Question: I’ve heard the term metering but I don’t know what it does and why it’s important. Can you explain what it is?
Answer: When shooting in auto or the semiautomatic modes, your camera has to estimate one or more settings to give you the most balanced possible exposure. It does this by intelligently analysing the intensity of the light that comes down the lens and reaches the sensor. Metering is also active in manual mode, though this is purely to provide you with a lightmeter reading. The problem is, most scenes have a wide variety of light levels that go from deep shadows to bright highlights, so the camera often has a really difficult job producing an accurate overall exposure. Let’s imagine you’re shooting an indoor portrait against a bright window, for example.
The camera doesn’t know whether you want a perfectly exposed face with a blown out background or whether you’re actually going for a silhouette effect.
Understand metering modes
To help your camera make the most accurate possible exposures, all DSLRs, CSCs and serious compacts have several metering modes you can choose from to suit different shooting conditions. They work either by considering light from across the whole frame, or by placing greater or complete emphasis on one specific part. Once you know what these modes do, and when to use them, you’ll be able to get much more accurate exposures in any shooting situation. Let’s check out the four most common metering modes in more detail.
Metering modes - which one to use when...
This is usually the default metering mode for most cameras, taking light into account from across the whole frame. It places greater emphasis on the active focus point, as this is the area you’re most likely to want exposed correctly.

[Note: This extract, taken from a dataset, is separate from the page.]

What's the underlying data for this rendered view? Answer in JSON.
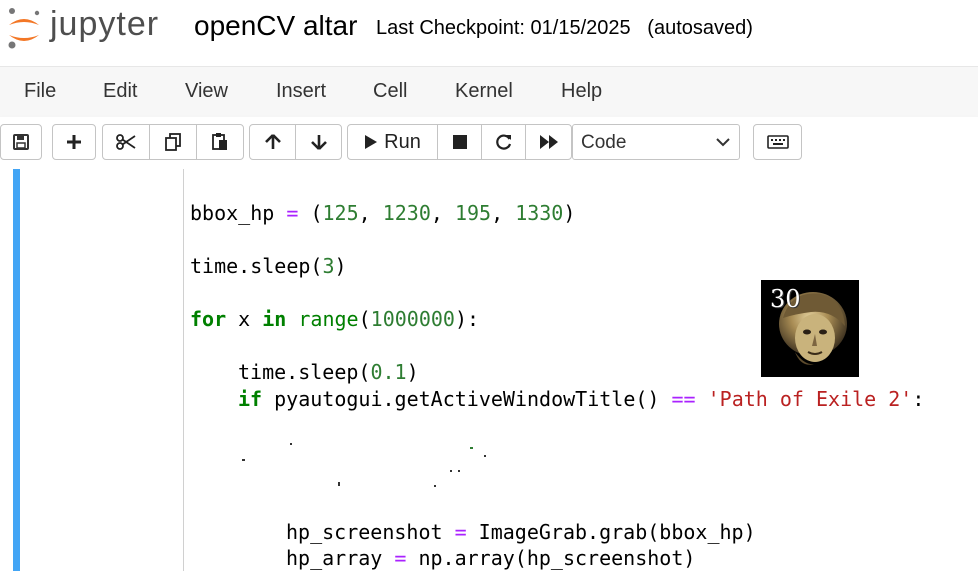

As with evaluative metering, the camera takes into account light from across the whole frame, but with more importance placed on the central area. The active AF point isn’t taken into account, so a bright or dark focal point is less likely to affect your exposure.
Partial metering is similar to spot, but takes into account around 10% of the frame area, ignoring the other 90%. The active area usually follows the active focus point. This mode is ideal for making sure the subject on your active AF point is correctly exposed.
This very precise mode takes readings from around 3% of the frame area, ignoring the other 97%. On most cameras, this area immediately surrounds the active AF point. Spot metering is often used for portraits, though its results are very unpredictable.